2013 yılında Kross, Verduyn ve arkadaşlarının yaptıkları bir araştırma, sosyal ağlarda başkalarını izledikçe yalnızlık hissinin arttığını söylüyor. Araştırmada özellikle facebook vurgusu yapılsa da diğer ağlar içinde benzerlik söz konusu. Bu durumu şu şekilde açıklıyorlar; İnsanlar genellikle mutlu oldukları, sıkıntısız anlarını en mükemmel resim deneyimleri ile paylaşma eğilimindeler. Bunun nedeni, büyük olasılıkla günlük hayatın stresinden uzaklaşmak için kullanılan sosyal medyada mutlu olduğu anları biriktirmek olabilir. Ancak bu masal gibi paylaşımları takip eden ‘tüketici’ üzerinde farklı algılar oluşturma sonucunu da beraberinde getirmektedir.
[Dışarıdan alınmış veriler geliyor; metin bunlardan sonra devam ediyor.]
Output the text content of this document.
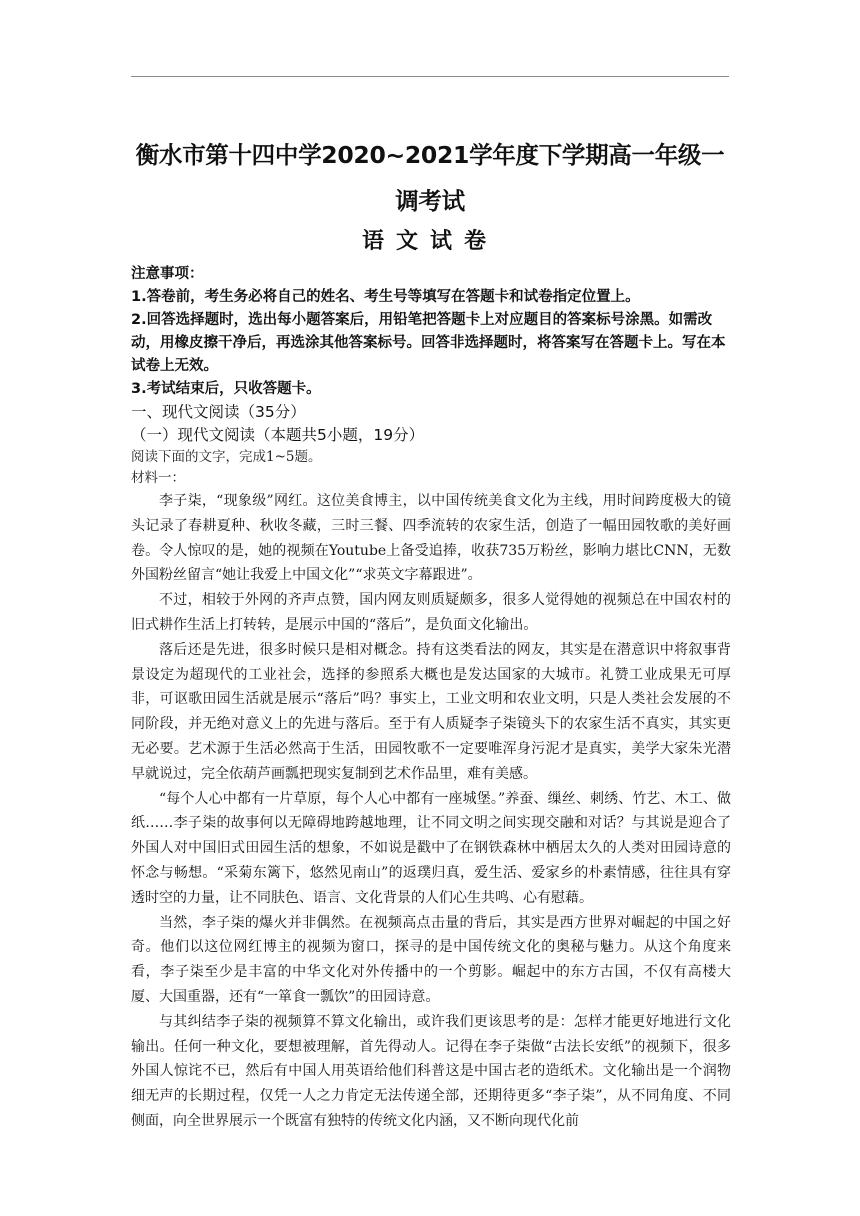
衡水市第十四中学2020~2021学年度下学期高一年级一调考试
语文试卷

注意事项：

1.答卷前，考生务必将自己的姓名、考生号等填写在答题卡和试卷指定位置上。

2.回答选择题时，选出每小题答案后，用铅笔把答题卡上对应题目的答案标号涂黑。如需改动，用橡皮擦干净后，再选涂其他答案标号。回答非选择题时，将答案写在答题卡上。写在本试卷上无效。

3.考试结束后，只收答题卡。

一、现代文阅读（35分）

（一）现代文阅读（本题共5小题，19分）

阅读下面的文字，完成1~5题。

材料一：

李子柒，“现象级”网红。这位美食博主，以中国传统美食文化为主线，用时间跨度极大的镜头记录了春耕夏种、秋收冬藏，三时三餐、四季流转的农家生活，创造了一幅田园牧歌的美好画卷。令人惊叹的是，她的视频在Youtube上备受追捧，收获735万粉丝，影响力堪比CNN，无数外国粉丝留言“她让我爱上中国文化”“求英文字幕跟进”。

不过，相较于外网的齐声点赞，国内网友则质疑颇多，很多人觉得她的视频总在中国农村的旧式耕作生活上打转转，是展示中国的“落后”，是负面文化输出。

落后还是先进，很多时候只是相对概念。持有这类看法的网友，其实是在潜意识中将叙事背景设定为超现代的工业社会，选择的参照系大概也是发达国家的大城市。礼赞工业成果无可厚非，可讴歌田园生活就是展示“落后”吗？事实上，工业文明和农业文明，只是人类社会发展的不同阶段，并无绝对意义上的先进与落后。至于有人质疑李子柒镜头下的农家生活不真实，其实更无必要。艺术源于生活必然高于生活，田园牧歌不一定要唯浑身污泥才是真实，美学大家朱光潜早就说过，完全依葫芦画瓢把现实复制到艺术作品里，难有美感。

“每个人心中都有一片草原，每个人心中都有一座城堡。”养蚕、缫丝、刺绣、竹艺、木工、做纸……李子柒的故事何以无障碍地跨越地理，让不同文明之间实现交融和对话？与其说是迎合了外国人对中国旧式田园生活的想象，不如说是戳中了在钢铁森林中栖居太久的人类对田园诗意的怀念与畅想。“采菊东篱下，悠然见南山”的返璞归真，爱生活、爱家乡的朴素情感，往往具有穿透时空的力量，让不同肤色、语言、文化背景的人们心生共鸣、心有慰藉。

当然，李子柒的爆火并非偶然。在视频高点击量的背后，其实是西方世界对崛起的中国之好奇。他们以这位网红博主的视频为窗口，探寻的是中国传统文化的奥秘与魅力。从这个角度来看，李子柒至少是丰富的中华文化对外传播中的一个剪影。崛起中的东方古国，不仅有高楼大厦、大国重器，还有“一箪食一瓢饮”的田园诗意。

与其纠结李子柒的视频算不算文化输出，或许我们更该思考的是：怎样才能更好地进行文化输出。任何一种文化，要想被理解，首先得动人。记得在李子柒做“古法长安纸”的视频下，很多外国人惊诧不已，然后有中国人用英语给他们科普这是中国古老的造纸术。文化输出是一个润物细无声的长期过程，仅凭一人之力肯定无法传递全部，还期待更多“李子柒”，从不同角度、不同侧面，向全世界展示一个既富有独特的传统文化内涵，又不断向现代化前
Bunlardan bazıları benlik saygısı, depresyon, takip edilen paylaşımlarla birlikte oluşan eksiklik duyguları ya da paylaşana karşı saldırganca yorumlar olarak sayılabilir. Araştırma sonunda sosyal ağlarda aktif olmak daha az mutlu olma ve hayattan daha az memnuniyet duyma sonucunu çıkarmış. (Buna katılır mısınız bilmiyorum. Kullanım amacına ve şekline göre değişir diye düşünüyorum)
Sosyal medya kullanım şeklinizin, iyi ya da kötü ne derece etkisi olduğunu aşağıdaki sorulara cevap vererek bulabilirsiniz.
Size, anlamlı faaliyetler yapmak için ilham veriyor mu?
Hayatınızı farklı şekillerde (bilişsel, duyuşsal vb) geliştiriyor mu?
Sizi üzgün, yalnız hissettiriyor mu?
Sizi kıskanç yapıyor mu?
Sizi farklı şekillerde mutsuz edecek bir durum yaratıyor mu?
Başkaları ile yüz yüze geçireceğiniz zamanı çalıyor mu?
Sizi diğer anlamlı etkinliklerden (kitap okuma, televizyon izleme, sorumluluklarını gerçekleştirme vs) uzaklaştırıyor mu?
Başkalarının sosyal medya hakkında söyledikleri ne olursa olsun, hayatınızı zenginleştirdiğini fark ederseniz bağlantınızı devam ettirirsiniz. Yukarıdaki sorulara verdiğiniz cevaplarla birlikte mutsuzluk ile sosyal medya arasındaki rahatsız edici bağlantıyı, kendiniz de hissederseniz bir adım geri çekilmenizi öneririm. Bir süre, bir gün veya haftalarca kullanmayın. Gün boyunca yaptıklarınızın mutluluk ve yaşam memnuniyetinizi nasıl etkilediğinizi düşünün. Sonra, sosyal medyanın hayatınızda hangi bölümde olmasını istediğinize dair bilinçli bir karar verin.